People who are against nuclear and think everything needs to be solar have failed to take into account there being total energy poverty in so many places in the world. And you're saying let them eat cake ... they should have access to electricity, period, and they're gonna get it. Nobody's telling people stay poor, or if they are, it's super cynical. And solar's too expensive and not going to cut it for reliability. Nobody in the Western world is accepting the intermittency of pure solar. We've all got grids that back us up, and we take it for granted. Part of the song was just meant to challenge people to take perspective. Why should you have something that you're denying to somebody? Nuclear has the potential to help on a lot of different levels, especially the energy poverty side, and climate change, and human levels, and that sounds win-win.
[Note: Since this conversation, an International Energy Agency report said "solar projects now offer some of the lowest cost electricity ever seen" — while citing the combination of renewables and nuclear power as crucial to lowering emissions in the energy sector.]
Q: How are you feeling about our climate future, here in 2020?
A: Maybe you should ask me on November the 4th. You mean our climate future, like the U.S.' if Trump wins again? Unmitigated disaster. You could not imagine a person being more anti-science in the most devastating and consequential ways. People that think like Trump thinks shouldn't even be taken seriously in the public sphere, or heard out. And the fact that he managed to get to the position of the most power, it's hard to articulate how terrible that is. But Biden's climate plan is really comprehensive and ambitious, and exactly where we need to go.

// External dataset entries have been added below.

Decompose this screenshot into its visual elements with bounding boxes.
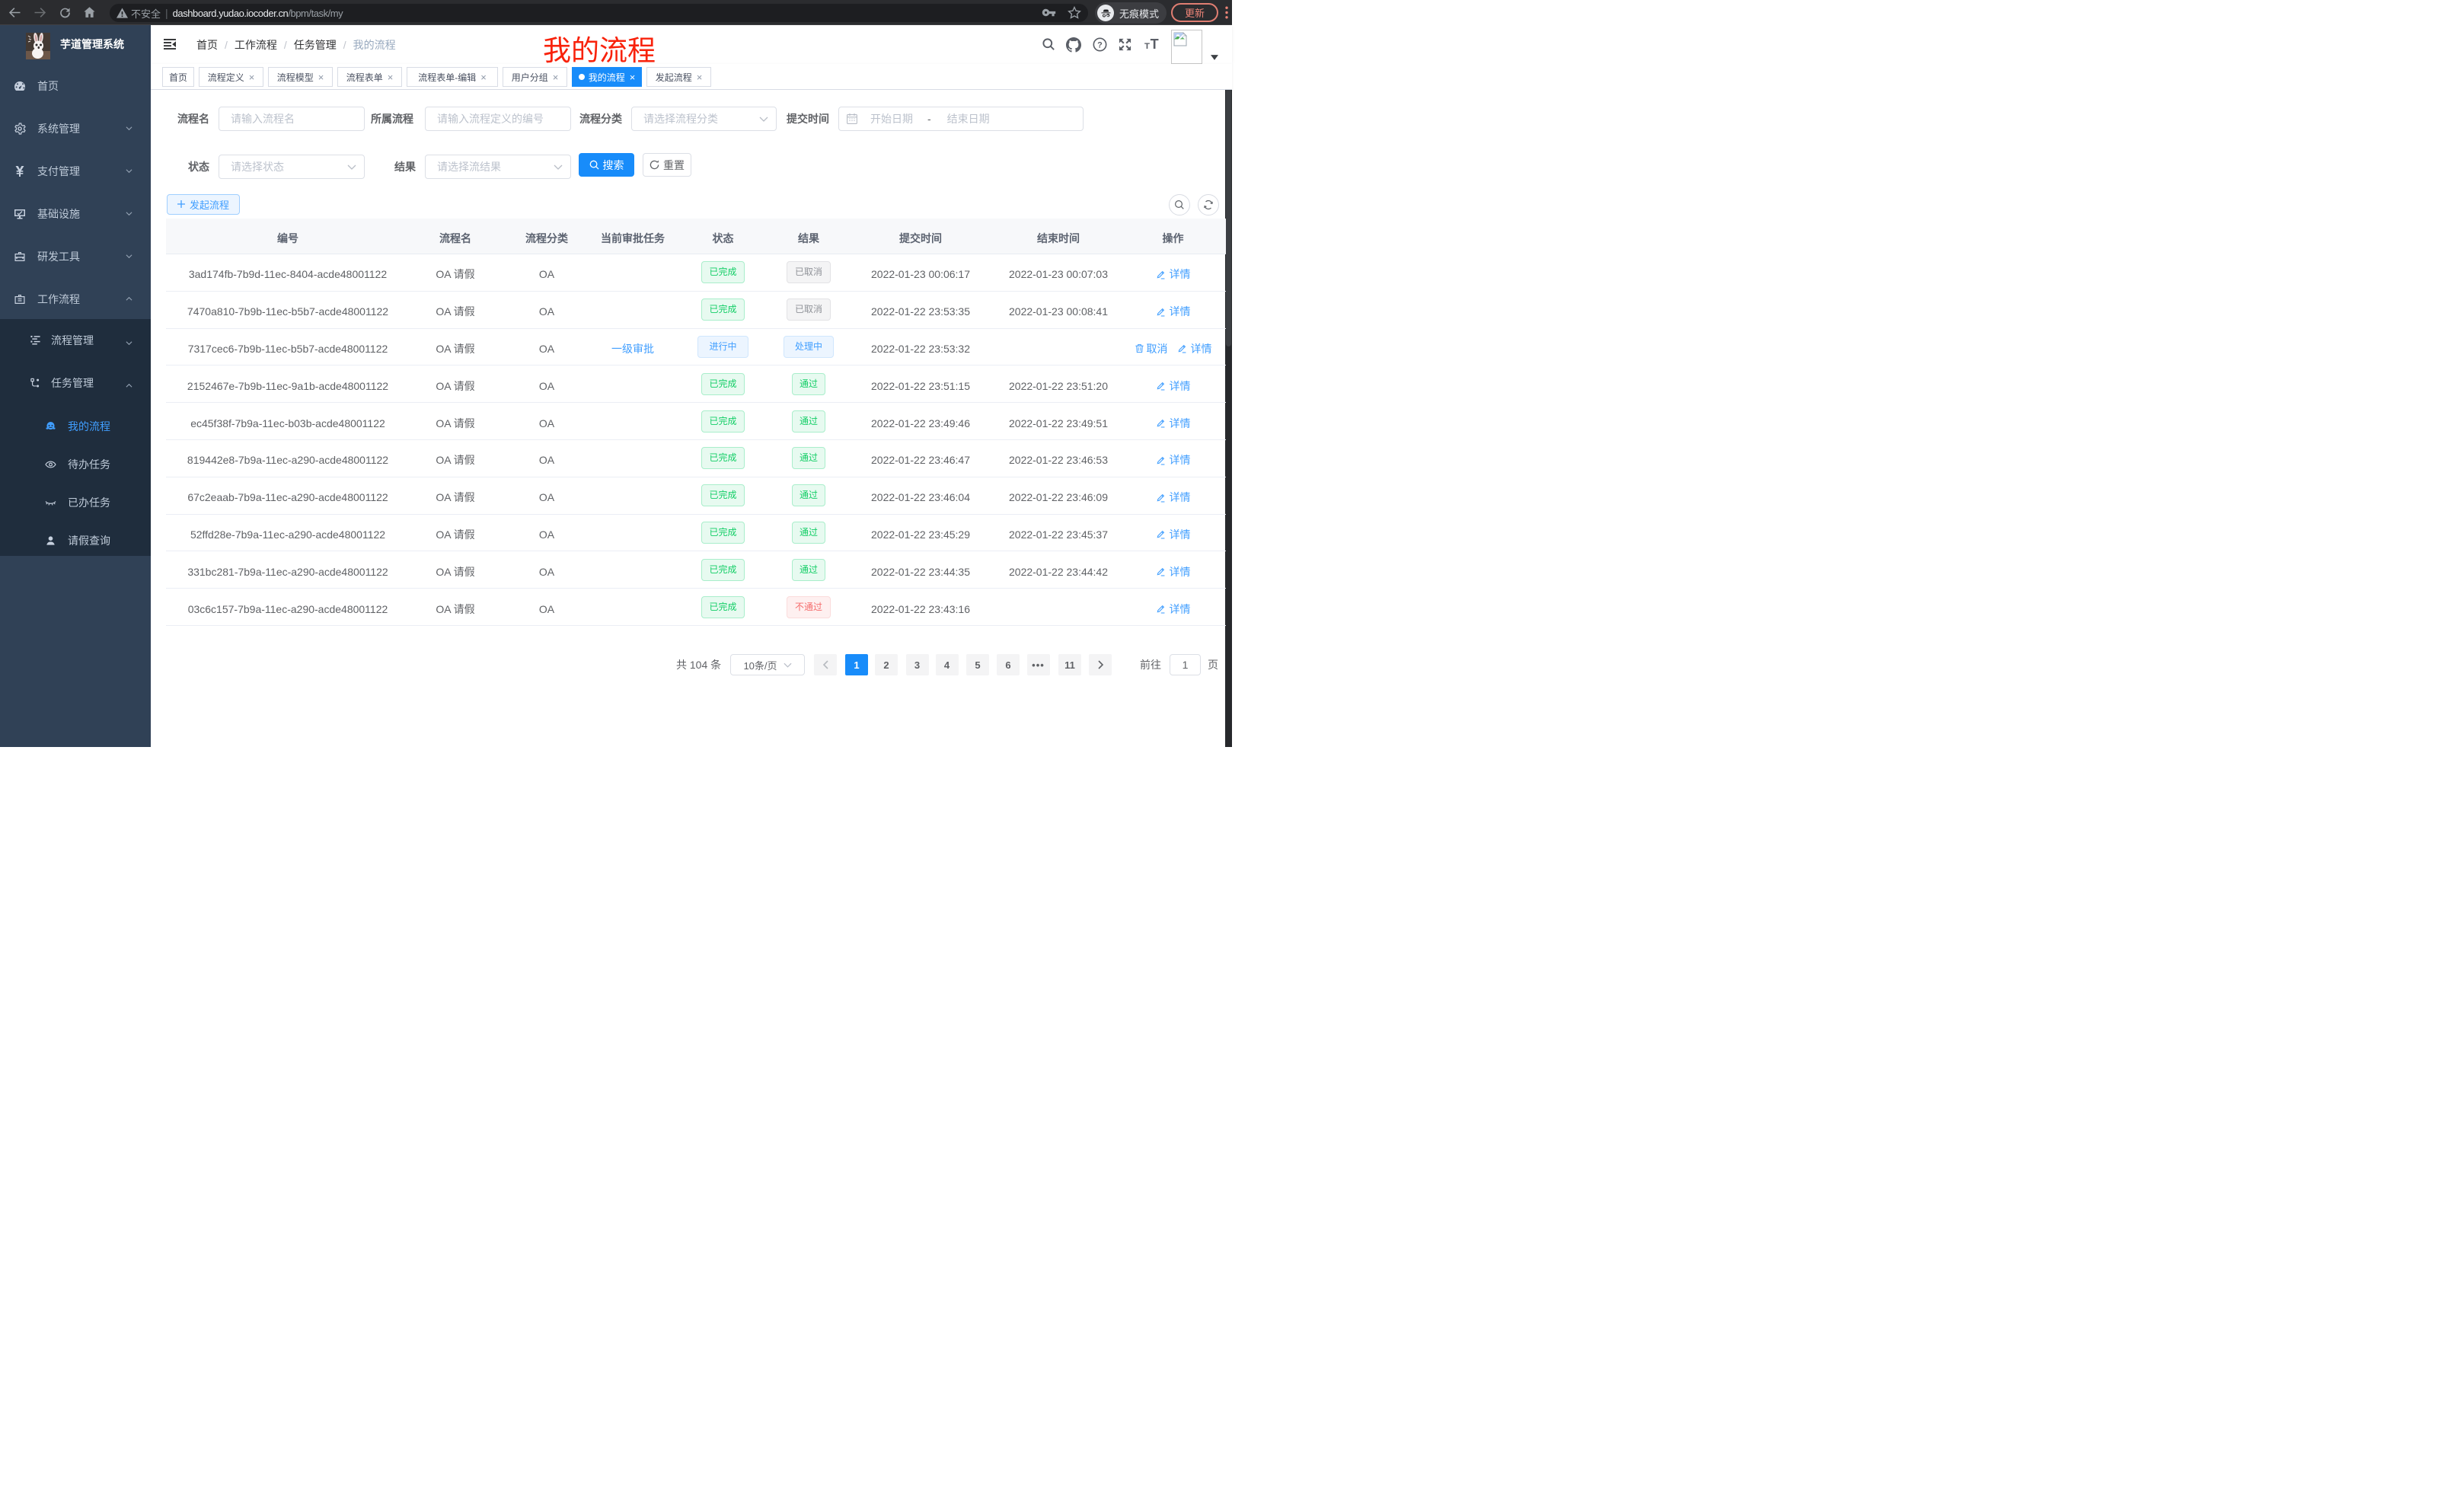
svg-text:T: T bbox=[1144, 42, 1150, 51]
svg-text:?: ? bbox=[1097, 40, 1103, 49]
svg-text:T: T bbox=[1150, 37, 1158, 52]
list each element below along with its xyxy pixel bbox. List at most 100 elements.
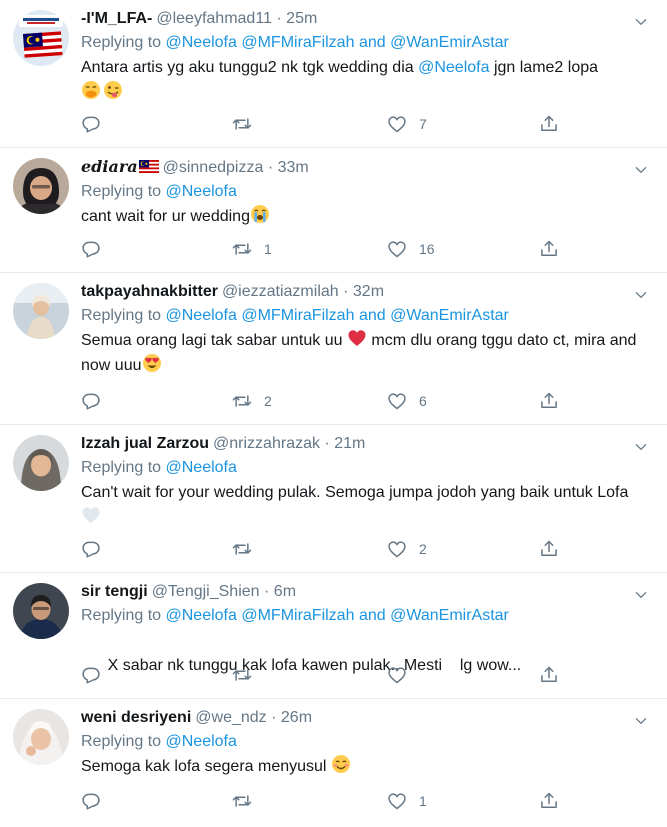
avatar[interactable] bbox=[13, 709, 69, 765]
mention-link[interactable]: @Neelofa bbox=[166, 459, 237, 476]
reply-icon bbox=[81, 539, 101, 559]
mention-link[interactable]: @WanEmirAstar bbox=[390, 607, 509, 624]
retweet-button[interactable] bbox=[232, 112, 264, 136]
mention-and-label[interactable]: and bbox=[359, 307, 386, 324]
more-options-caret-icon[interactable] bbox=[629, 283, 653, 307]
mention-link[interactable]: @Neelofa bbox=[166, 34, 237, 51]
reply-icon bbox=[81, 114, 101, 134]
timestamp[interactable]: 25m bbox=[286, 10, 317, 27]
mention-link[interactable]: @MFMiraFilzah bbox=[241, 607, 354, 624]
like-button[interactable]: 7 bbox=[387, 112, 427, 136]
like-count: 1 bbox=[419, 793, 427, 809]
heart-icon bbox=[387, 665, 407, 685]
retweet-count: 1 bbox=[264, 241, 272, 257]
replying-to: Replying to @Neelofa bbox=[81, 455, 651, 480]
reply-button[interactable] bbox=[81, 237, 113, 261]
mention-link[interactable]: @Neelofa bbox=[418, 59, 489, 76]
like-button[interactable]: 16 bbox=[387, 237, 435, 261]
avatar[interactable] bbox=[13, 158, 69, 214]
display-name[interactable]: sir tengji bbox=[81, 583, 148, 600]
tweet[interactable]: sir tengji @Tengji_Shien · 6m Replying to… bbox=[0, 573, 667, 699]
handle[interactable]: @leeyfahmad11 bbox=[156, 10, 272, 27]
avatar[interactable] bbox=[13, 583, 69, 639]
like-button[interactable]: 2 bbox=[387, 537, 427, 561]
display-name[interactable]: -I'M_LFA- bbox=[81, 10, 152, 27]
tweet-text: Semoga kak lofa segera menyusul bbox=[81, 754, 651, 779]
handle[interactable]: @iezzatiazmilah bbox=[222, 283, 339, 300]
more-options-caret-icon[interactable] bbox=[629, 435, 653, 459]
share-button[interactable] bbox=[539, 663, 559, 687]
avatar[interactable] bbox=[13, 10, 69, 66]
separator-dot: · bbox=[276, 10, 282, 27]
handle[interactable]: @nrizzahrazak bbox=[213, 435, 320, 452]
reply-button[interactable] bbox=[81, 389, 113, 413]
reply-button[interactable] bbox=[81, 789, 113, 813]
timestamp[interactable]: 21m bbox=[334, 435, 365, 452]
tweet[interactable]: ediara @sinnedpizza · 33m Replying to @N… bbox=[0, 148, 667, 273]
reply-button[interactable] bbox=[81, 112, 113, 136]
like-button[interactable]: 6 bbox=[387, 389, 427, 413]
mention-link[interactable]: @MFMiraFilzah bbox=[241, 307, 354, 324]
handle[interactable]: @Tengji_Shien bbox=[152, 583, 260, 600]
mention-link[interactable]: @Neelofa bbox=[166, 183, 237, 200]
tweet[interactable]: -I'M_LFA- @leeyfahmad11 · 25m Replying to… bbox=[0, 0, 667, 148]
avatar[interactable] bbox=[13, 435, 69, 491]
display-name[interactable]: weni desriyeni bbox=[81, 709, 191, 726]
display-name[interactable]: takpayahnakbitter bbox=[81, 283, 218, 300]
tweet[interactable]: takpayahnakbitter @iezzatiazmilah · 32m R… bbox=[0, 273, 667, 425]
more-options-caret-icon[interactable] bbox=[629, 10, 653, 34]
separator-dot: · bbox=[267, 159, 274, 176]
mention-link[interactable]: @WanEmirAstar bbox=[390, 34, 509, 51]
retweet-icon bbox=[232, 391, 252, 411]
separator-dot: · bbox=[271, 709, 277, 726]
timestamp[interactable]: 26m bbox=[281, 709, 312, 726]
mention-link[interactable]: @Neelofa bbox=[166, 307, 237, 324]
retweet-button[interactable] bbox=[232, 537, 264, 561]
retweet-button[interactable] bbox=[232, 663, 264, 687]
tweet-header: ediara @sinnedpizza · 33m bbox=[81, 156, 651, 179]
like-button[interactable] bbox=[387, 663, 419, 687]
replying-to-label: Replying to bbox=[81, 34, 162, 51]
mention-link[interactable]: @Neelofa bbox=[166, 607, 237, 624]
timestamp[interactable]: 6m bbox=[274, 583, 296, 600]
retweet-button[interactable] bbox=[232, 789, 264, 813]
tweet-header: weni desriyeni @we_ndz · 26m bbox=[81, 707, 651, 729]
heart-eyes-emoji bbox=[142, 354, 161, 372]
avatar[interactable] bbox=[13, 283, 69, 339]
like-count: 6 bbox=[419, 393, 427, 409]
reply-button[interactable] bbox=[81, 537, 113, 561]
red-heart-emoji bbox=[348, 330, 366, 346]
like-count: 2 bbox=[419, 541, 427, 557]
display-name[interactable]: Izzah jual Zarzou bbox=[81, 435, 209, 452]
tweet-actions: 2 6 bbox=[81, 381, 651, 425]
tweet-actions: 1 bbox=[81, 781, 651, 825]
mention-link[interactable]: @WanEmirAstar bbox=[390, 307, 509, 324]
more-options-caret-icon[interactable] bbox=[629, 709, 653, 733]
mention-and-label[interactable]: and bbox=[359, 34, 386, 51]
mention-and-label[interactable]: and bbox=[359, 607, 386, 624]
retweet-button[interactable]: 2 bbox=[232, 389, 272, 413]
share-button[interactable] bbox=[539, 389, 559, 413]
timestamp[interactable]: 33m bbox=[278, 159, 309, 176]
tweet-text-part: Semua orang lagi tak sabar untuk uu bbox=[81, 332, 343, 349]
share-button[interactable] bbox=[539, 789, 559, 813]
tweet-text-part: cant wait for ur wedding bbox=[81, 208, 250, 225]
share-button[interactable] bbox=[539, 112, 559, 136]
tweet[interactable]: weni desriyeni @we_ndz · 26m Replying to … bbox=[0, 699, 667, 827]
tweet[interactable]: Izzah jual Zarzou @nrizzahrazak · 21m Rep… bbox=[0, 425, 667, 573]
share-button[interactable] bbox=[539, 237, 559, 261]
timestamp[interactable]: 32m bbox=[353, 283, 384, 300]
handle[interactable]: @sinnedpizza bbox=[163, 159, 264, 176]
display-name[interactable]: ediara bbox=[81, 157, 138, 176]
reply-button[interactable] bbox=[81, 663, 113, 687]
like-button[interactable]: 1 bbox=[387, 789, 427, 813]
share-button[interactable] bbox=[539, 537, 559, 561]
retweet-button[interactable]: 1 bbox=[232, 237, 272, 261]
reply-icon bbox=[81, 239, 101, 259]
more-options-caret-icon[interactable] bbox=[629, 158, 653, 182]
mention-link[interactable]: @MFMiraFilzah bbox=[241, 34, 354, 51]
mention-link[interactable]: @Neelofa bbox=[166, 733, 237, 750]
handle[interactable]: @we_ndz bbox=[195, 709, 266, 726]
retweet-icon bbox=[232, 539, 252, 559]
more-options-caret-icon[interactable] bbox=[629, 583, 653, 607]
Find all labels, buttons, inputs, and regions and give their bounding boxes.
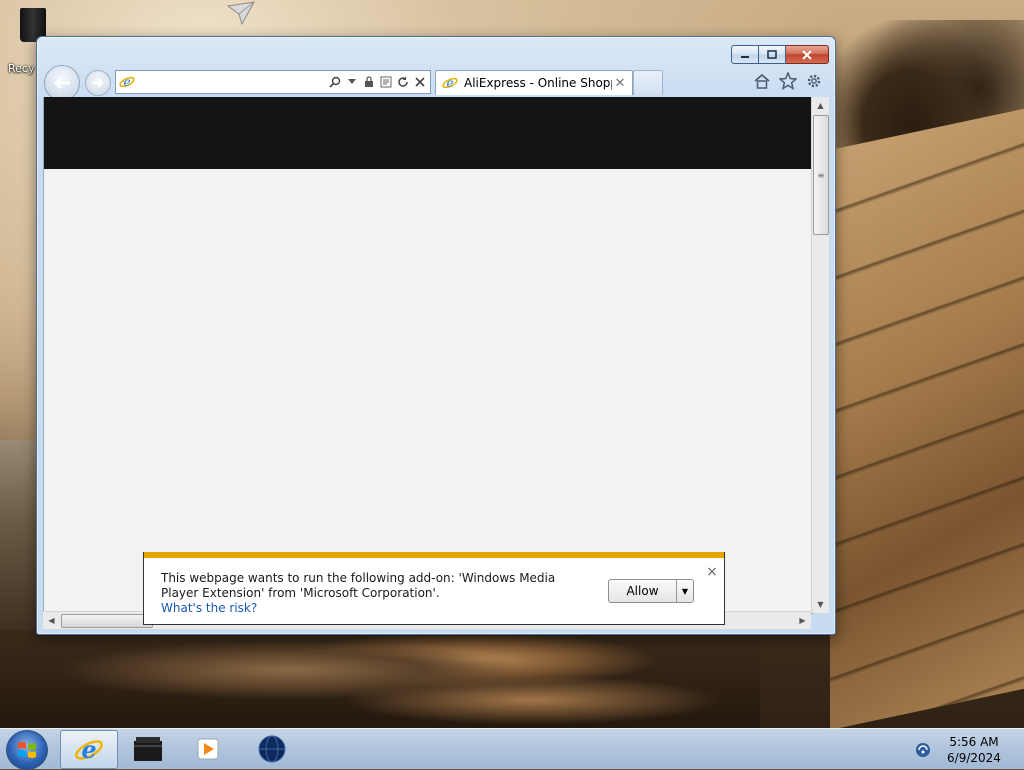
addon-notification-bar: This webpage wants to run the following …	[143, 552, 725, 625]
vertical-scrollbar[interactable]: ▲ ≡ ▼	[811, 97, 829, 613]
refresh-icon[interactable]	[396, 75, 410, 89]
forward-arrow-icon	[92, 78, 104, 88]
windows-logo-icon	[18, 742, 36, 758]
media-player-icon	[197, 738, 219, 759]
star-icon[interactable]	[779, 72, 797, 90]
tab-aliexpress[interactable]: e AliExpress - Online Shoppi... ✕	[435, 70, 633, 95]
system-clock[interactable]: 5:56 AM 6/9/2024	[944, 734, 1004, 766]
taskbar-file-explorer[interactable]	[120, 730, 176, 767]
wallpaper-wood-wall	[830, 108, 1024, 730]
folder-icon	[134, 736, 162, 761]
window-caption-buttons	[731, 45, 829, 64]
command-icons	[753, 72, 823, 90]
scroll-down-arrow-icon[interactable]: ▼	[812, 596, 829, 613]
ie-tab-icon: e	[442, 76, 458, 90]
globe-icon	[258, 735, 286, 762]
notification-close-button[interactable]: ×	[705, 564, 719, 580]
start-button[interactable]	[6, 730, 48, 770]
scroll-right-arrow-icon[interactable]: ▶	[794, 612, 811, 629]
minimize-button[interactable]	[731, 45, 759, 64]
svg-text:e: e	[81, 735, 96, 764]
internet-explorer-icon: e	[75, 735, 103, 764]
address-input[interactable]	[135, 73, 328, 91]
new-tab-button[interactable]	[633, 70, 663, 95]
taskbar-network-globe[interactable]	[244, 730, 300, 767]
close-icon	[802, 49, 812, 60]
svg-text:e: e	[446, 76, 453, 90]
gear-icon[interactable]	[805, 72, 823, 90]
wallpaper-rocks	[0, 630, 760, 730]
notification-message: This webpage wants to run the following …	[161, 571, 556, 600]
clock-date: 6/9/2024	[947, 751, 1001, 765]
wallpaper-shore	[0, 440, 40, 640]
maximize-button[interactable]	[759, 45, 786, 64]
notification-accent-stripe	[144, 552, 724, 558]
forward-button[interactable]	[85, 70, 111, 96]
scroll-left-arrow-icon[interactable]: ◀	[43, 612, 60, 629]
compatibility-view-icon[interactable]	[379, 75, 393, 89]
taskbar: e 5:56 AM 6/9/2024	[0, 728, 1024, 770]
svg-text:e: e	[123, 75, 130, 89]
home-icon[interactable]	[753, 72, 771, 90]
internet-explorer-window: e e AliExpress - Online Shoppi... ✕	[36, 36, 836, 635]
network-tray-icon[interactable]	[914, 741, 932, 759]
page-header-bar	[44, 97, 812, 169]
clock-time: 5:56 AM	[949, 735, 999, 749]
ie-page-icon: e	[119, 75, 135, 89]
taskbar-media-player[interactable]	[180, 730, 236, 767]
close-window-button[interactable]	[786, 45, 829, 64]
whats-the-risk-link[interactable]: What's the risk?	[161, 601, 257, 615]
search-icon[interactable]	[328, 75, 342, 89]
minimize-icon	[741, 55, 749, 58]
allow-split-button[interactable]: Allow ▼	[608, 579, 694, 603]
tab-close-button[interactable]: ✕	[612, 75, 628, 91]
recycle-bin-label: Recy	[8, 62, 35, 75]
chevron-down-icon[interactable]	[345, 75, 359, 89]
horizontal-scroll-thumb[interactable]	[61, 614, 153, 628]
back-arrow-icon	[53, 76, 70, 90]
paper-plane-icon[interactable]	[226, 0, 256, 28]
maximize-icon	[767, 49, 777, 59]
allow-button-label[interactable]: Allow	[609, 580, 677, 602]
tab-title: AliExpress - Online Shoppi...	[464, 76, 612, 90]
taskbar-internet-explorer[interactable]: e	[60, 730, 118, 769]
stop-icon[interactable]	[413, 75, 427, 89]
scroll-up-arrow-icon[interactable]: ▲	[812, 97, 829, 114]
web-page-content[interactable]	[43, 97, 813, 614]
vertical-scroll-thumb[interactable]: ≡	[813, 115, 829, 235]
back-button[interactable]	[44, 65, 80, 101]
chevron-down-icon[interactable]: ▼	[677, 580, 693, 602]
lock-icon[interactable]	[362, 75, 376, 89]
address-bar: e	[115, 70, 431, 94]
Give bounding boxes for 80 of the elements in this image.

Worldwide, there's models for how it can work, and countries that are taking it seriously. It's not all nuclear, my argument is that we can't take that piece out of the puzzle. I'm optimistic, actually. The intention and the tools are there, and people have come together to avert crises in the past, so we will again. Fighting the good fight.
There will be some warming. It's not avoidable. But it's like quitting smoking. Doing it now is better than doing it in a year. In a year is better than when you're 70. You've just got to do it, and start turning things around. So no more Shorehams. This is Long Island.